Establishment and characterization of immortalized bovine endometrial epithelial cells

Abstract

Bovine primary uterine endometrial epithelial cells (EECs) are not ideal for long-term studies, because primary EECs lose hormone responsiveness quickly, and/or they tend to have a short life span. The aims of this study were to establish immortalized bovine EECs and to characterize these cells following long-term cultures. Immortalized bovine EECs were established by transfecting retroviral vectors encoding human papillomavirus (HPV) E6 and E7, and human telomerase reverse transcriptase (hTERT) genes. Established bovine immortalized EECs (imEECs) showed the same morphology as primary EECs, and could be grown without any apparent changes for over 60 passages. In addition, imEECs have maintained the features as EECs, exhibiting oxytocin (OT) and interferon tau (IFNT) responsiveness. Therefore, these imEECs, even after numbers of passages, could be used as an in vitro model to investigate cellular and molecular mechanisms, by which the uterine epithelium responds to IFNT stimulation, the event required for the maternal recognition of pregnancy in the bovine species.

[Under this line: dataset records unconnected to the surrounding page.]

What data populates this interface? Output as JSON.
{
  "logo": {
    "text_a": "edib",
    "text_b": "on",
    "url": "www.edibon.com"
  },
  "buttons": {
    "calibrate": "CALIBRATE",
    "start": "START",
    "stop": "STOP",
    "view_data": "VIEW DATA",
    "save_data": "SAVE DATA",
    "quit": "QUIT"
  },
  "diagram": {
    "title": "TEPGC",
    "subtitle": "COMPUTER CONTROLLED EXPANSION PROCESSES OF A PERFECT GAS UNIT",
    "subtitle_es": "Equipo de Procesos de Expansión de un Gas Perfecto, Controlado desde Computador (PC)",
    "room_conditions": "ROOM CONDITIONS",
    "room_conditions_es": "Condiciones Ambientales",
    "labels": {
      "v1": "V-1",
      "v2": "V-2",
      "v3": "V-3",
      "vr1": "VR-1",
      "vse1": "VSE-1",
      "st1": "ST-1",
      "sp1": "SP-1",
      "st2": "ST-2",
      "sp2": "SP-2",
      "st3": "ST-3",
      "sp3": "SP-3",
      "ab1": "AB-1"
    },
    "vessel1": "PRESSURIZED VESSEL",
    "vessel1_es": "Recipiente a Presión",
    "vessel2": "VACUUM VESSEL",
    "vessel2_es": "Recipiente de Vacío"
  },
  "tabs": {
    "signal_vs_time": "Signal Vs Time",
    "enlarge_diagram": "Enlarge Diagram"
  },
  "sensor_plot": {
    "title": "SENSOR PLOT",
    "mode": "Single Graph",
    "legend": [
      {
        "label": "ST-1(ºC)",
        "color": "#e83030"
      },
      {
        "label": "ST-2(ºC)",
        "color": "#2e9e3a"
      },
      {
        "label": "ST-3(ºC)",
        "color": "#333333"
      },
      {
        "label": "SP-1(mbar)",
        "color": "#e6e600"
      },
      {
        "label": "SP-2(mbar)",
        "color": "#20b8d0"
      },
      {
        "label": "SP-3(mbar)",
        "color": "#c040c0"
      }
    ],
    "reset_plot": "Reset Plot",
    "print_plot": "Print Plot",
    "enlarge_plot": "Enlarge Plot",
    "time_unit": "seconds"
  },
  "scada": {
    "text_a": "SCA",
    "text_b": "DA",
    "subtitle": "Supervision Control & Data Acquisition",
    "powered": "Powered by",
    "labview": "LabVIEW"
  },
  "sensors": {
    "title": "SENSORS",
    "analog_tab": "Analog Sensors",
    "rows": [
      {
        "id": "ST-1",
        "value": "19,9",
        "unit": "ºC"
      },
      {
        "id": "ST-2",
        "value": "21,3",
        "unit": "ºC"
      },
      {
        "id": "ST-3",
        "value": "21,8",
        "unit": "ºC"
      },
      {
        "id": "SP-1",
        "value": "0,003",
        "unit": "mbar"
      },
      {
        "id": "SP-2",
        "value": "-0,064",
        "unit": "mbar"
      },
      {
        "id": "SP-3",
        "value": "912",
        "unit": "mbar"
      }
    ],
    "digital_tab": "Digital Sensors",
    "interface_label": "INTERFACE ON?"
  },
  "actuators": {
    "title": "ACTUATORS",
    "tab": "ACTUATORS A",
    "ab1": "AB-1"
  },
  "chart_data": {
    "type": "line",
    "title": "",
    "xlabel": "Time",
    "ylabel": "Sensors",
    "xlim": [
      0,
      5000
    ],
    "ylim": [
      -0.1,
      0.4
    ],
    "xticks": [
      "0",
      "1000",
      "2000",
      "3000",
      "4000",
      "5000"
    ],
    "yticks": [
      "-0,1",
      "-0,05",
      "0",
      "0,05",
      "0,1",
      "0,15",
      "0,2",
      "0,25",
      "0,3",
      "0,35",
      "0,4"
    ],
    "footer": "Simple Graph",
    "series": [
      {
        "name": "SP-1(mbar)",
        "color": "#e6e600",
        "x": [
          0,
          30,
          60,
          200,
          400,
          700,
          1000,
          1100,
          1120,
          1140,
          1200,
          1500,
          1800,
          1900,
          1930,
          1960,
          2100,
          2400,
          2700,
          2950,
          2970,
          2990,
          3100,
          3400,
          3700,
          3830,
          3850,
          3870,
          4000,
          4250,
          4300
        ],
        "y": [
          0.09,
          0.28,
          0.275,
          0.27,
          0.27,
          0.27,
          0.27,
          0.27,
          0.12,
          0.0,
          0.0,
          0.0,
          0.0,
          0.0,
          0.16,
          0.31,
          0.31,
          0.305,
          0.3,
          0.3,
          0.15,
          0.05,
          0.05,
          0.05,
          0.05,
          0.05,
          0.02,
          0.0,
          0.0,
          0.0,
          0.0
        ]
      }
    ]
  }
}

Keywords: bovine; endometrial epithelial cell; immortalization.

Figure 1

The morphology and characterization of immortalized bovine uterine endometrial epithelial cells (EECs). (A) Immortalized bovine uterine EECs were obtained by transfection of retroviral vectors, containing HPV-16 E6, E7 and hTERT genes to extend their life span. The representative photographs of EECs are shown (left: primary, right: immortalized). Bar = 200 μm. (B) The expression of HPV-16 E6, E7 and hTERT mRNAs in transfected EECs. Transcripts were examined by RT-PCR in primary and immortalized EECs. ACTB was used as an internal control. (C) The expression of steroid and interferon A (IFNA) receptor gene transcripts in primary and immortalized EECs. RNAs, extracted from primary or immortalized EECs at 60^th passage, were subjected to PCR analysis. ACTB was used as an internal control.

Figure 2

Proliferation of primary and immortalized endometrial epithelial cells (EECs). Primary (Pri) and immortalized at 60th passage (Im, broken line) EECs were cultured on collagen type IA-coated (+, triangle) or non-coated (−, circle) six-well plates for up to 48 h. The values of CCK-8 (MTT absorbance at 450 nm) were measured at 450 nm at 0, 24, or 48 h (n = 3). Duplicate samples were examined for each treatment, and three independent experiments were performed. Values represent means ± SEM. Statistical significance: **P –; 0.01 vs. Pri (−) within a time period.

Figure 3

Effect of OT on PGF2α accumulation and the expression of interferon (IFN) stimulated genes following recombinant ovine IFNT treatment in immortalized endometrial epithelial cells (imEECs). (A) The primary (white bar) and immortalized at 60^th passage (black bar) EECs were cultured on 48-well plates coated with collagen type IA. The cells were treated with increasing concentrations of OT (0, 1, 10, 100 or 1000 ng/mL) and PGF2α accumulation in conditioned media after 24 h incubation were measured using an enzyme immunoassay. The concentrations were corrected for cell numbers as determined by Cell Counting Kit-8 (CCK-8) (see Materials and Methods). The mean concentration of prostaglandin F2α (PGF2α) was derived from an average of three wells within a single plate experiment. Values represent means ± SEM. (B) The expression of IFN-stimulated gene transcripts in primary and immortalized EECs. The primary (Pri) and immortalized (Im) EECs were seeded on six-well plates coated with collagen type IA. The cells were treated with IFNT (1 μg/mL) for 24 h and the expression of IFN stimulated gene transcripts was analyzed by RT-PCR. IFNT stimulated genes include interferon-inducible Mx proteins (Mx1 and Mx2), interferon regulatory factors (IRF1, 2 and 9) and signal transducers and activator of transcriptions (STAT1 and 2). ACTB was used as an internal control.

Figure 4

Immunofluorescence characterization of the immortalized endometrial epithelial cell (imEECs). Immunofluorescence staining analysis on primary (left panels) or immortalized at 60th passage (right panels) EECs was carried out using antibodies against cytokeratin (upper panels) as epithelial marker, or vimentin (lower panels) as stromal marker. Bar = 200 μm.